At work, a large part of my focus is stereo vision. Well, a coworker and I needed to attend a three day training seminar, which we expected would be quite boring. So, we grabbed a pair of cameras, secured their baseline by attaching them to a small metal beam, zip tied the beam to a 12V power supply, and shoved the whole thing into a pelican case so we could continue working on interesting things while we were there.
To the unfamiliar, stereo vision works with two cameras taking frames in sync with each other. In order to facilitate syncing, with these particular cameras, you call one camera the “master” and the other the “slave,” having the slave trigger frames when the master says to do so. This requires the cameras being connected in a sync circuit involving a 1.6K resistor. Each camera has a wiring harness included with it, which was used to connect the cameras to the power supply (black and red wires), and the master camera to one end of the 1.6K resister (yellow wire) and the slave camera to the other end of the resister (green wire). The sync circuitry needed to be powered as well, which was another red wire.

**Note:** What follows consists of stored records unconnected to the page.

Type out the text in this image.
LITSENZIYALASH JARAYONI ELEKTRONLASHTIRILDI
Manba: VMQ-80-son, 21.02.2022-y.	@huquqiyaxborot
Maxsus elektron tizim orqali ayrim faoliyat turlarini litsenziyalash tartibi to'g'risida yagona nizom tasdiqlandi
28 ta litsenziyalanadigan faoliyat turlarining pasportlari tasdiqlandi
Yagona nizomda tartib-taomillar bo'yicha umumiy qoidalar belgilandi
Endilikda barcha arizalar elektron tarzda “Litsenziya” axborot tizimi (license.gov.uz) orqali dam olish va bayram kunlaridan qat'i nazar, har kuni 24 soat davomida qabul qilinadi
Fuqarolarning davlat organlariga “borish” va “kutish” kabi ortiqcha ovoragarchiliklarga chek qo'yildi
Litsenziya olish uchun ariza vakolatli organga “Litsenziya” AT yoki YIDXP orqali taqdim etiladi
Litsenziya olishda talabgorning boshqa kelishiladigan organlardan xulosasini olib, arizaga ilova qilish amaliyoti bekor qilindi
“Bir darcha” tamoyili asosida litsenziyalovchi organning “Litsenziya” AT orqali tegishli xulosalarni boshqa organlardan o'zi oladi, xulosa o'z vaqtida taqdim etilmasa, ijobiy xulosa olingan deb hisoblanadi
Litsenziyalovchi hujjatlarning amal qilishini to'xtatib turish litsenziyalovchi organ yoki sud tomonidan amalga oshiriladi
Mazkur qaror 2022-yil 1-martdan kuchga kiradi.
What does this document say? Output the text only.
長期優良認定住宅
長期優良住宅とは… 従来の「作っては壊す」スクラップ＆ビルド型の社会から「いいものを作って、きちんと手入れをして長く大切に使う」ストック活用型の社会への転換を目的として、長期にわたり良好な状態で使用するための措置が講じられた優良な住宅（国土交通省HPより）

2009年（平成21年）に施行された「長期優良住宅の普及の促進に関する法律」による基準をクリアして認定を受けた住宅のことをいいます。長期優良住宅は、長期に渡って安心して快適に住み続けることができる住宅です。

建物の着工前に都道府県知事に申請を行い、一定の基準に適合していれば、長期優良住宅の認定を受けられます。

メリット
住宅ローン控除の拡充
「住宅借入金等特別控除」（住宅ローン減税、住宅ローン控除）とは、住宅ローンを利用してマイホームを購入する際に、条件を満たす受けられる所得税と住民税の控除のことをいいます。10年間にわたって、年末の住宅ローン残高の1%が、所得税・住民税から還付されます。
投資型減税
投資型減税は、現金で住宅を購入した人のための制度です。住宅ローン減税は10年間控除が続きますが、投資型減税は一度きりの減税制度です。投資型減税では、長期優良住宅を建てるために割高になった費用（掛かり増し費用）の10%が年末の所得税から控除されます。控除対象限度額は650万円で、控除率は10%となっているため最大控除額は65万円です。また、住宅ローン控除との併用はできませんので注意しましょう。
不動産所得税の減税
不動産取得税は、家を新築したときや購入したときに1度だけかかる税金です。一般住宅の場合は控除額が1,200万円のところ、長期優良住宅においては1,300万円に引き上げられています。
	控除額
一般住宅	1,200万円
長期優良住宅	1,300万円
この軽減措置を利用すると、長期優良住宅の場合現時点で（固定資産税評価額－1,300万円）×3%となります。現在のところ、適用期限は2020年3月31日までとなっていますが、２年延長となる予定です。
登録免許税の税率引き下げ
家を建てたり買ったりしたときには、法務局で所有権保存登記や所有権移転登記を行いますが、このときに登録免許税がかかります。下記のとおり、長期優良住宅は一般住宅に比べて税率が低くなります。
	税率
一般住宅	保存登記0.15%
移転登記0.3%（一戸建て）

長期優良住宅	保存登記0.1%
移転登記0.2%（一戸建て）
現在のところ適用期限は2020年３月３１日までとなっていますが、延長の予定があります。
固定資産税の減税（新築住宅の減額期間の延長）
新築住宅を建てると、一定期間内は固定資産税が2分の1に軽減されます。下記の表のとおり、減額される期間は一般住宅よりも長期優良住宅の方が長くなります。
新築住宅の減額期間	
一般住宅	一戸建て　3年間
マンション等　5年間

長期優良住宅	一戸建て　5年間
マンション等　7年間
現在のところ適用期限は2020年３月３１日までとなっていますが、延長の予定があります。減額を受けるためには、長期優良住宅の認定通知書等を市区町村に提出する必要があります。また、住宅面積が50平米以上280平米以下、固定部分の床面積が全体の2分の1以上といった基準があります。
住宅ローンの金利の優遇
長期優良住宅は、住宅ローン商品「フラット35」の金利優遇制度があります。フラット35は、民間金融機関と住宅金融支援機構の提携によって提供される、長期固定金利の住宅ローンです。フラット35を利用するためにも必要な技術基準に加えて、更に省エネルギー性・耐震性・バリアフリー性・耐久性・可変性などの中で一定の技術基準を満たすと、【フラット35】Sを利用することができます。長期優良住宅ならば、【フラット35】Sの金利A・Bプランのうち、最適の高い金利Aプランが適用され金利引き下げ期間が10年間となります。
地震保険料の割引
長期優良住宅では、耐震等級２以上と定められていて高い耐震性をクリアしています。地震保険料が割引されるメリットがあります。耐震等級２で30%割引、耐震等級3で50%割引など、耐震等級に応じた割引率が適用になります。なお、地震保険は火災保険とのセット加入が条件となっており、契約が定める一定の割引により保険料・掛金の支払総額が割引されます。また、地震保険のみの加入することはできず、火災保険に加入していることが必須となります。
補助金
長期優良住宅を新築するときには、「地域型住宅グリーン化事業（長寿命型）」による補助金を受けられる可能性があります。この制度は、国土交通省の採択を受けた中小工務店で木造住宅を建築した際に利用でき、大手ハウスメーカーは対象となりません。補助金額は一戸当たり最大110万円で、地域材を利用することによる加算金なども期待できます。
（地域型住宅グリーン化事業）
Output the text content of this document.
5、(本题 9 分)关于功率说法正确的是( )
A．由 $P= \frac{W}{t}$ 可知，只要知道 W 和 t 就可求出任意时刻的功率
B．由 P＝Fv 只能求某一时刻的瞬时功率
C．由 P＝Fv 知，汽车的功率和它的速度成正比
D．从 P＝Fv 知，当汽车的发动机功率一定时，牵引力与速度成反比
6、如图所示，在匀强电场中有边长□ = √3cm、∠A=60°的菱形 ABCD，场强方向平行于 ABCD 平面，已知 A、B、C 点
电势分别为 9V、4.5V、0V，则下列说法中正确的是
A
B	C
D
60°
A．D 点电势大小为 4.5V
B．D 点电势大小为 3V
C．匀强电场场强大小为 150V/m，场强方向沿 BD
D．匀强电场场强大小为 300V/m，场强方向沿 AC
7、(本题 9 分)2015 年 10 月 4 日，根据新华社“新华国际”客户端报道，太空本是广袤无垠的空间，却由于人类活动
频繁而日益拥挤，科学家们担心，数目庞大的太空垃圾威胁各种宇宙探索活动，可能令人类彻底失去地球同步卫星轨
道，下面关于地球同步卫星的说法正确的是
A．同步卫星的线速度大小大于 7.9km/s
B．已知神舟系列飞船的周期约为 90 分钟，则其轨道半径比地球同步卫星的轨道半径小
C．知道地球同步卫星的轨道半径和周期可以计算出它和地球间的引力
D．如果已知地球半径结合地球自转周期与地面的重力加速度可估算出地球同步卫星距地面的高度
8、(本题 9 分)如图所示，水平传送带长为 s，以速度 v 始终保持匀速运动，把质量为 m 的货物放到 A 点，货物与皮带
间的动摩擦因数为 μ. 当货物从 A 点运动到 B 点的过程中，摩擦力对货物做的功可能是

All of these wires were connected by way of an admittedly messy rail, with crescent connectors crimped onto the wires. I mean, come on, we just threw the thing together. The power supply we used was I guess fairly interesting-looking: black, covered in heat sink blades.
So: We checked the pelican case, and flew to our training with no issues. We messed with stuff for a few days, made no real scientific breakthroughs, and then flew back, checking the case again. When we got back to the lab, we cracked open the box to find a “TSA has inspected this” tag, and all of the red wires clipped off. I’m not kidding. The green wires weren’t touched; the yellow wires were fine; the black were also left alone; every red wire was cut.
Seriously TSA? You were so scared this thing was going to explode that you flashed back to your days watching 24 and decided to cut the red wires? If this was a bomb, do you really thing it would have defused after you started slicing through it?
Word to the wise: If you check electronics for a flight, make sure your wires aren’t red.